Finnegans Wake
Global Moderator
Old School Member
   
Karma: 12182
Offline
Posts: 21,555
|
 |
« Reply #293 on: Dec 18, 2008 at 09:21 » |
|
BB, you gotta eat more yogurt and keep the probiotic protection up, man.
Back to 231# for me; had been to 229# but bounced to 233# or so post-turkey. Just back to eating lots of soup and salads. Homemade soups, too: less sodium. Also trying to use more salad dressings that have good omega 3 to omega 6 ratios, so: olive oil and vinegar is good; any dressings with soybean oil, bad. Another fave is homemade green goddess (Penzey's spice mix) with Hellman's olive oil mayo and Fage Greek yogurt (full fat). We've made cauliflower soup, curried pumpkin soup, beef vegetable, turkey rice soup, vegetable bean (using marrow beans), curried zucchini, and I'm finishing some ham and bean tonight. Curry spices (turmeric especially) are very potent cancer killers and anti-inflammatory agents, and go great in those soups. The ham and turkey soups, I made my own stocks. Took the turkey carcass out of the freezer and boiled it with onion, celery, carrot, spices; same with the ham. You can buy supermarket stuff, but it's nowhere as good or as good for you. When I make beef based soups, I boil marrow bones.

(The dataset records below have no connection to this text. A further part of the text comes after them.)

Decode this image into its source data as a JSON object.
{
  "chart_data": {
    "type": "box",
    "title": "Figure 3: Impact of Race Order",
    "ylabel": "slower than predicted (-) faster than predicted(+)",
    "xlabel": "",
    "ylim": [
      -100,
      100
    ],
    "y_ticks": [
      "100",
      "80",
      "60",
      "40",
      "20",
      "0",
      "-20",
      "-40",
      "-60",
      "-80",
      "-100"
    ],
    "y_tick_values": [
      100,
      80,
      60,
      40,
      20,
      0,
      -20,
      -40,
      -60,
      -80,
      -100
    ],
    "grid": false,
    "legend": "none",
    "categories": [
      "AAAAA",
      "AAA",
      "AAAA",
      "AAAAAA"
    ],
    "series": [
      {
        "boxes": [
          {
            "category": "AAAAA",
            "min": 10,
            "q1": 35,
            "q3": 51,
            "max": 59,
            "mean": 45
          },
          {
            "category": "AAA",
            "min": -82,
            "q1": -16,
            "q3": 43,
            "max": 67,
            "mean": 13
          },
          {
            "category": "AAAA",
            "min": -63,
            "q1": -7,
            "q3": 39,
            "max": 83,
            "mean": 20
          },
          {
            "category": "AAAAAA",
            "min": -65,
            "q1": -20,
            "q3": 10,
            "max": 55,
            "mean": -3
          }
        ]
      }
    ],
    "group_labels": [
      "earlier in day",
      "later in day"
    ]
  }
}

Tonight, we're being bad: pizza night. The plus side is it's not Pizza Hut, or any of the chain stuff that's so crappy for you. Again, control the ingredients, and you can afford to have some carbs. Made the dough using sourdough starter instead of yeast: the sourdough then sits in the fridge for a few days to rest, and I take it out in the morning to activate it. Basically, the wild yeast (mine are from Camaldoli and Ischia in Italy) then pre-digest the carbs, resulting in CO2 and alcohol, which gives the dough its rise and sourness, respectively. For the carb counters, it also gets rid of some of the carbs.
We're using some of our fresh-frozen items now, that we put up in summer time. For weeks, I've been eating yogurt with blueberries and blackberries that weren't shipped hundreds of miles from Chile or Mexico, but were picked at the height of freshness 10 miles from our house. Corn, broccoli, asparagus, etc. Some things, like lettuce and fresh greens, we still gotta buy. Well, I'm turning this into the sustainable food thread, but point is, we've been eating fewer foods that sometimes scuttle diets in winter, espcially carb-heavy casseroles.